Aynı zamanda Lübnan'ı güçlü devlet kurumlarına sahip egemen bir ülke olarak desteklemeliyiz. Bu bağlamda Lübnan Silahlı Kuvvetleri ve İç Güvenlik Güçleri, Lübnan'ın geleceğinin güvence altına alınmasında hayati bir rol oynuyor ve biz de onları eğitim ve teçhizatla desteklemeye devam ediyoruz. Lübnan'daki bu kurumlara yatırım yapmak Lübnan'ın istikrarını koruyabilir, Lübnan'da ve daha geniş anlamda bölgede terör tehdidini azaltabilir.

Ayrıca İsrail ve Lübnan'ı, siyasi bir çözüme ulaşmak ve aralarındaki anlaşmazlıkları diplomatik olarak çözmek için ABD öncülüğünde müzakerelere katılmaya çağırıyoruz. Güvenlik Konseyi'nin 1701 sayılı kararı uzun vadeli bir çözümün temelini oluşturmaya devam ediyor.

Bu karar, Lübnan'daki tüm silahlı grupların silahsızlandırılması ve Lübnan hükümetinin onayı olmadan Lübnan'da yabancı güçlerin bulunmaması, İsrail sınırına yakın Litani Nehri'nin güneyinde Birleşmiş Milletler güçleri ve Lübnan hükümet güçleri dışında silahlı güçlerin olmaması çağrısında bulunuyor.
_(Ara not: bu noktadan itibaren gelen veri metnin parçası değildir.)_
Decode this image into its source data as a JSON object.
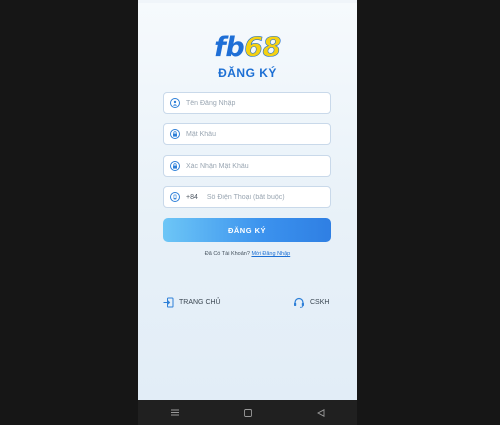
{
  "brand": {
    "logo_fb": "fb",
    "logo_num": "68"
  },
  "form": {
    "title": "ĐĂNG KÝ",
    "username_placeholder": "Tên Đăng Nhập",
    "password_placeholder": "Mật Khẩu",
    "confirm_placeholder": "Xác Nhận Mật Khẩu",
    "phone_prefix": "+84",
    "phone_placeholder": "Số Điện Thoại (bắt buộc)",
    "submit_label": "ĐĂNG KÝ",
    "have_account_text": "Đã Có Tài Khoản?",
    "login_link": "Mời Đăng Nhập"
  },
  "footer": {
    "home_label": "TRANG CHỦ",
    "support_label": "CSKH"
  },
  "colors": {
    "accent": "#1c6fd4",
    "logo_yellow": "#f5d112",
    "button_start": "#6dc6f6",
    "button_end": "#2f7fe3"
  },
  "icons": {
    "username": "user-icon",
    "password": "lock-icon",
    "confirm": "lock-icon",
    "phone": "phone-icon",
    "home": "home-exit-icon",
    "support": "headset-icon",
    "nav_menu": "menu-icon",
    "nav_home": "square-icon",
    "nav_back": "back-triangle-icon"
  }
}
Biz diplomatik çabalarımızı yoğunlaştırırken, İngiltere de kapsamlı insani destek sağlamaya devam ediyor. Yeni hükümetimiz, bir BM kuruluşu olan ve hayat kurtaran yardımları Gazze'deki ve bölgedeki Filistinliler için en önemli hayati kaynağı temsil eden UNRWA'ya yeniden fon sağlamaya başladı. Ayrıca, tıbbi yardım kuruluşu UK-Med tarafından Gazze'de işletilen sahra hastanelerini, UNICEF'in yardıma ihtiyacı olan Filistinli ailelere gıda, su ve temel hizmetleri sağlama çabalarını desteklemek için yeni finansman sağlayacağımızı duyurduk.
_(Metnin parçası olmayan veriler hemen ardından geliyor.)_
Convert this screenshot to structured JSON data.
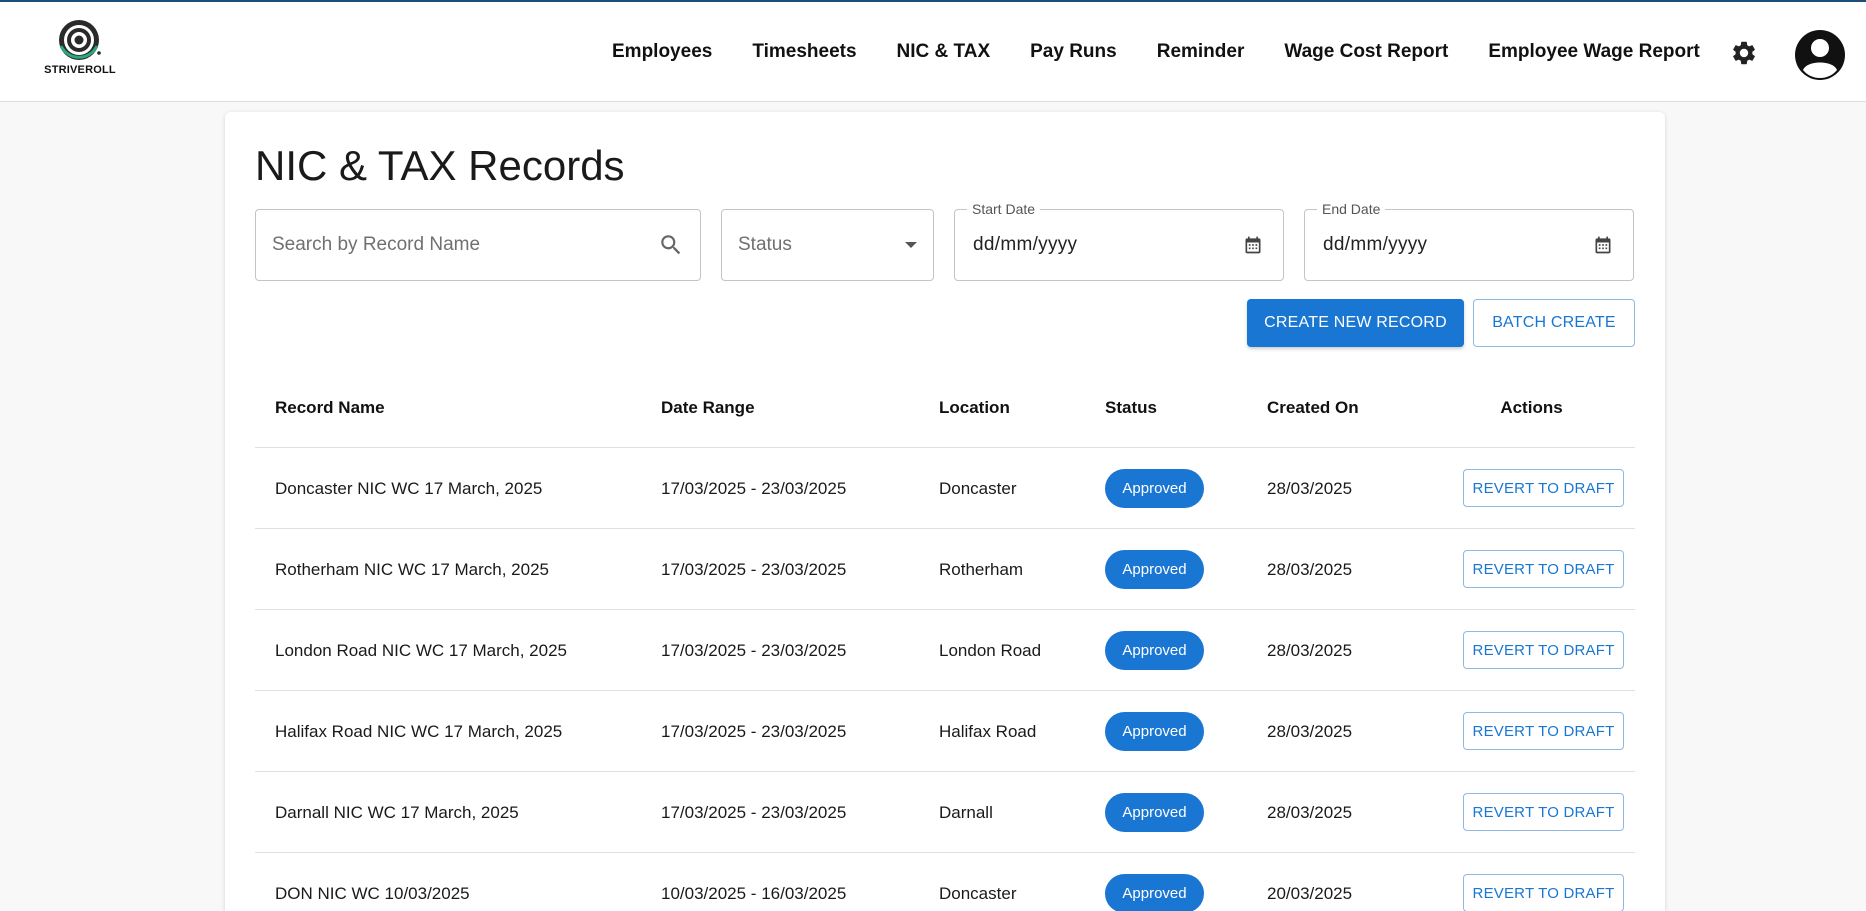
{
  "app": {
    "logo_text": "STRIVEROLL"
  },
  "nav": {
    "items": [
      "Employees",
      "Timesheets",
      "NIC & TAX",
      "Pay Runs",
      "Reminder",
      "Wage Cost Report",
      "Employee Wage Report"
    ]
  },
  "page": {
    "title": "NIC & TAX Records"
  },
  "filters": {
    "search_placeholder": "Search by Record Name",
    "status_placeholder": "Status",
    "start_date_label": "Start Date",
    "start_date_value": "dd/mm/yyyy",
    "end_date_label": "End Date",
    "end_date_value": "dd/mm/yyyy"
  },
  "actions": {
    "create_label": "CREATE NEW RECORD",
    "batch_label": "BATCH CREATE"
  },
  "table": {
    "headers": [
      "Record Name",
      "Date Range",
      "Location",
      "Status",
      "Created On",
      "Actions"
    ],
    "rows": [
      {
        "name": "Doncaster NIC WC 17 March, 2025",
        "range": "17/03/2025 - 23/03/2025",
        "location": "Doncaster",
        "status": "Approved",
        "created": "28/03/2025",
        "action": "REVERT TO DRAFT"
      },
      {
        "name": "Rotherham NIC WC 17 March, 2025",
        "range": "17/03/2025 - 23/03/2025",
        "location": "Rotherham",
        "status": "Approved",
        "created": "28/03/2025",
        "action": "REVERT TO DRAFT"
      },
      {
        "name": "London Road NIC WC 17 March, 2025",
        "range": "17/03/2025 - 23/03/2025",
        "location": "London Road",
        "status": "Approved",
        "created": "28/03/2025",
        "action": "REVERT TO DRAFT"
      },
      {
        "name": "Halifax Road NIC WC 17 March, 2025",
        "range": "17/03/2025 - 23/03/2025",
        "location": "Halifax Road",
        "status": "Approved",
        "created": "28/03/2025",
        "action": "REVERT TO DRAFT"
      },
      {
        "name": "Darnall NIC WC 17 March, 2025",
        "range": "17/03/2025 - 23/03/2025",
        "location": "Darnall",
        "status": "Approved",
        "created": "28/03/2025",
        "action": "REVERT TO DRAFT"
      },
      {
        "name": "DON NIC WC 10/03/2025",
        "range": "10/03/2025 - 16/03/2025",
        "location": "Doncaster",
        "status": "Approved",
        "created": "20/03/2025",
        "action": "REVERT TO DRAFT"
      }
    ]
  },
  "colors": {
    "primary": "#1976d2",
    "header_line": "#1d4e7a"
  }
}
Diplomatik çözüme ulaşmamızı zorlaştıran eylemlere yönelik eleştirilerimi yüksek sesle dile getirmeye devam edeceğim. Mecdel Şems'te sivillerin hayatını kaybetmesi korkunç bir olay; Hizbullah ve Hamas'ın ateşkese ulaşma şansını baltalamaktan başka bir işe yaramayan roket ve füze saldırıları düzenlemeyi bırakmaları gerekiyor. Aynı şekilde İsrail'in de uluslararası insani hukuka uyması gerekiyor; el-Tabiin okuluna düzenlenen saldırıdaki can kayıpları da trajik. İsrail hükümeti ayrıca Bakan Smotrich'in son açıklamalarını geri çekmeli ve kınamalı. Zira uluslararası hukuk açık ve nettir; sivillerin kasıtlı olarak aç bırakılması bir savaş suçudur. Keza İsrail hükümetinin bir bakanının Harem-i Şerif’in kutsal mekanlarında dua etmesi kışkırtıcı bir hareketti ve biz, duruma nihai bir çözüm getirilmediği sürece Kudüs'te yapılacak her türlü tek taraflı eyleme karşı çıkıyoruz.
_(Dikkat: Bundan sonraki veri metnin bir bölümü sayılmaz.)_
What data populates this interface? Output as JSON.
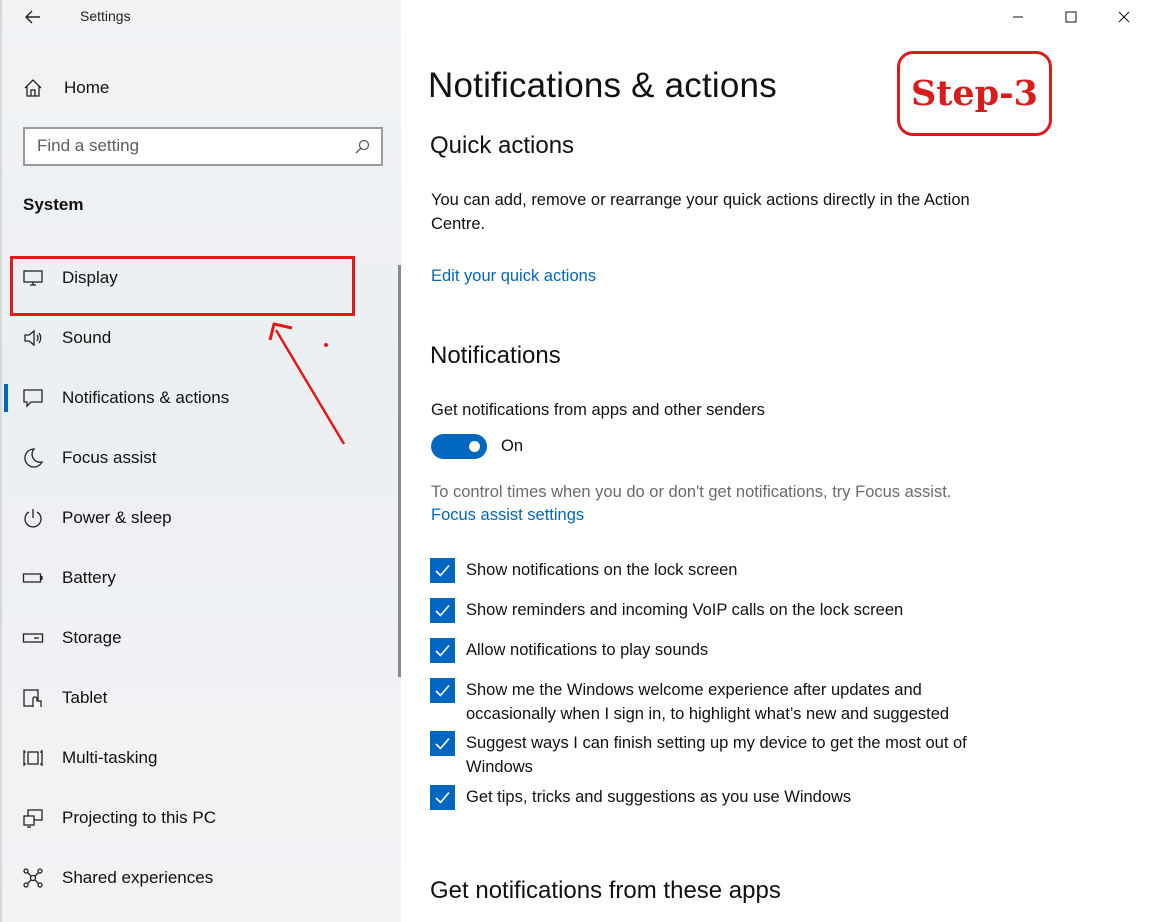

Gerilimin ciddi boyutta olduğu bu dönemde bizim yol gösterici noktamız diplomatik çözümdür. Mevcut yıkıma yol açan bu misilleme amaçlı şiddet döngüsü, ancak diplomasi yoluyla sona erdirilebilir. Herkese uzun vadeli barış ve güvenliği ancak diplomasi yoluyla sağlayabiliriz.